Pengembangan Diri
Apa yang Bisa Kita Kendalikan?
“Kamu kok berubah sih?”
Pernah menanyakan pertanyaan di atas kepada orang yang dekat dengan kita? Kemungkinan besar pernah. Perubahan sikap orang lain kerap menganggu pikiran kita, apalagi jika kita tidak tahu apa penyebabnya.
Secara manusiawi, kita pasti ingin mereka kembali seperti semula dan menjalin hubungan seperti biasanya. Sayangnya, tidak semua berhasil. Ada yang pada akhirnya berpisah jalan.

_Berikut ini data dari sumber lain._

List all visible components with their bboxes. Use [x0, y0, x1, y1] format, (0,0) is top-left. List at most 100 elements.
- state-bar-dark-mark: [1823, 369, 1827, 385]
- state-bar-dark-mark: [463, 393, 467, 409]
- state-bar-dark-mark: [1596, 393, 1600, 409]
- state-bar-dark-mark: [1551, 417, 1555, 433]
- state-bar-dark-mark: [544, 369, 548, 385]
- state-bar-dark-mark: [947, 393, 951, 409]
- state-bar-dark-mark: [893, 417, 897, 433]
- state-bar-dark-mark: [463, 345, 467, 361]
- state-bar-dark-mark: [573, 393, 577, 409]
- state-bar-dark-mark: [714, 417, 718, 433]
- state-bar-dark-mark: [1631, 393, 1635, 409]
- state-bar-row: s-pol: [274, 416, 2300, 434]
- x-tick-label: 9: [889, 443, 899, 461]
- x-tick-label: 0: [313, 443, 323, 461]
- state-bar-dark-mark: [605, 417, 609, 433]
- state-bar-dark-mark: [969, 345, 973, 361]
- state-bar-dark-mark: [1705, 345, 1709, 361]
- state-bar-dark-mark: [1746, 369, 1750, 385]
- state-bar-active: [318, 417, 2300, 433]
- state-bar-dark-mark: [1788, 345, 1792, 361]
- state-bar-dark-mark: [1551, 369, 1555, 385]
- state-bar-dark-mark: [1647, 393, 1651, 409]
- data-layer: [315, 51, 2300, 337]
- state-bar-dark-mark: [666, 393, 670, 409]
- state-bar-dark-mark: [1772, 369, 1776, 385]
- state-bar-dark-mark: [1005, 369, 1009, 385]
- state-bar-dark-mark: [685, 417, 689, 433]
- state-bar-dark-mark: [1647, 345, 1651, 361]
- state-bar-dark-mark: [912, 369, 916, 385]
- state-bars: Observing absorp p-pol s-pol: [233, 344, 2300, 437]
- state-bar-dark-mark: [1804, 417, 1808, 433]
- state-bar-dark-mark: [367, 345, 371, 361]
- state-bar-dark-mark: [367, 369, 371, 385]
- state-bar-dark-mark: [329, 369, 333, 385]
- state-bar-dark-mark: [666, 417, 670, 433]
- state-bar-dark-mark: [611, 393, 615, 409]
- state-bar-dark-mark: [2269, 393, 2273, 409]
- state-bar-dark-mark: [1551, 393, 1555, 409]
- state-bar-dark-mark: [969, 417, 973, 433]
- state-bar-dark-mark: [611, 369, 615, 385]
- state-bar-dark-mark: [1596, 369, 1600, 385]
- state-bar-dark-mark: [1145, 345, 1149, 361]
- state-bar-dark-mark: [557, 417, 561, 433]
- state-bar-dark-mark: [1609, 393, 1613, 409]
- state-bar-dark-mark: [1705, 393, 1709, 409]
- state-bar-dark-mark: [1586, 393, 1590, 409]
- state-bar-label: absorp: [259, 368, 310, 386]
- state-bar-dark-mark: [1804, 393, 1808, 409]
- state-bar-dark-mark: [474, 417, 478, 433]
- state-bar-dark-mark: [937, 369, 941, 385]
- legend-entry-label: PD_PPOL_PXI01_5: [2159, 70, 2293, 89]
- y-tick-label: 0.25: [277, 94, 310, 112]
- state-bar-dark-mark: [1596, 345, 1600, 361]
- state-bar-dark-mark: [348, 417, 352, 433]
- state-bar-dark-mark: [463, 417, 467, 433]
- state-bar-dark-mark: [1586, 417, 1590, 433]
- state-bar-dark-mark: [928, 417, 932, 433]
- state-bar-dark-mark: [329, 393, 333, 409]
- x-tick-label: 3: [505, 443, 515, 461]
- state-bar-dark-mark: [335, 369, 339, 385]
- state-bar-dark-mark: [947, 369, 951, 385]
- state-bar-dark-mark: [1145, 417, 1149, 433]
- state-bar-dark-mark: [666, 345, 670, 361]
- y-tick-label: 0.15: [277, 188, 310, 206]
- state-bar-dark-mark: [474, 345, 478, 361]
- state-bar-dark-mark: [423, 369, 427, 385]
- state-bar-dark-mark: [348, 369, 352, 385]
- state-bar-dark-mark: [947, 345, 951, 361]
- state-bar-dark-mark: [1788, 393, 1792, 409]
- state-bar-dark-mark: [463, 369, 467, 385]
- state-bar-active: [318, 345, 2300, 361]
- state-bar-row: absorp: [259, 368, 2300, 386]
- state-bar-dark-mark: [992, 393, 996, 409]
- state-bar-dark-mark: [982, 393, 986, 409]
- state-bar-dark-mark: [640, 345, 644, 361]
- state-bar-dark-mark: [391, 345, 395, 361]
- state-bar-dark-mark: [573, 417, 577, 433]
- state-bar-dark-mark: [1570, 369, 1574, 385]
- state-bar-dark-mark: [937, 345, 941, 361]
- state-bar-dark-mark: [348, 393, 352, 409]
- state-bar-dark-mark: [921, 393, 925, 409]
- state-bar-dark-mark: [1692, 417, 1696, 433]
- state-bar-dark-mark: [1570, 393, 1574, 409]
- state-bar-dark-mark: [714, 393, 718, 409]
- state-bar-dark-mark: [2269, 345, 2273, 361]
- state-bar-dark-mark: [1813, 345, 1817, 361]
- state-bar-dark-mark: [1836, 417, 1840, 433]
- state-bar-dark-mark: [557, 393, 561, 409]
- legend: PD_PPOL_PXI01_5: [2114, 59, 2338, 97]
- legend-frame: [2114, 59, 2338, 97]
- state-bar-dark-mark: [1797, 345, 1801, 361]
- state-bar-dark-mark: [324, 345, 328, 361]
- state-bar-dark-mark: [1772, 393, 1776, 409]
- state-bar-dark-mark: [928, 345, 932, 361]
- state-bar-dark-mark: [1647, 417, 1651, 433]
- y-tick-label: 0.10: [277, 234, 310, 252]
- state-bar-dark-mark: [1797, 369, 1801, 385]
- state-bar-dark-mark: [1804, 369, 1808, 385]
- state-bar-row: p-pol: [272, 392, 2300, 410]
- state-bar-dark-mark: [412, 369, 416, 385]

Perubahan sikap orang lain seperti ini menjadi contoh mengenai apa yang tidak bisa kita kendalikan.
Dikotomi Kendali
Penulis pernah menuliskan artikel terkait dikotomi kendali yang terinspirasi dari buku Filosofi Teras karya Henry Manampiring. Intinya, di dunia ini ada yang bisa kita kendalikan dan ada yang tidak.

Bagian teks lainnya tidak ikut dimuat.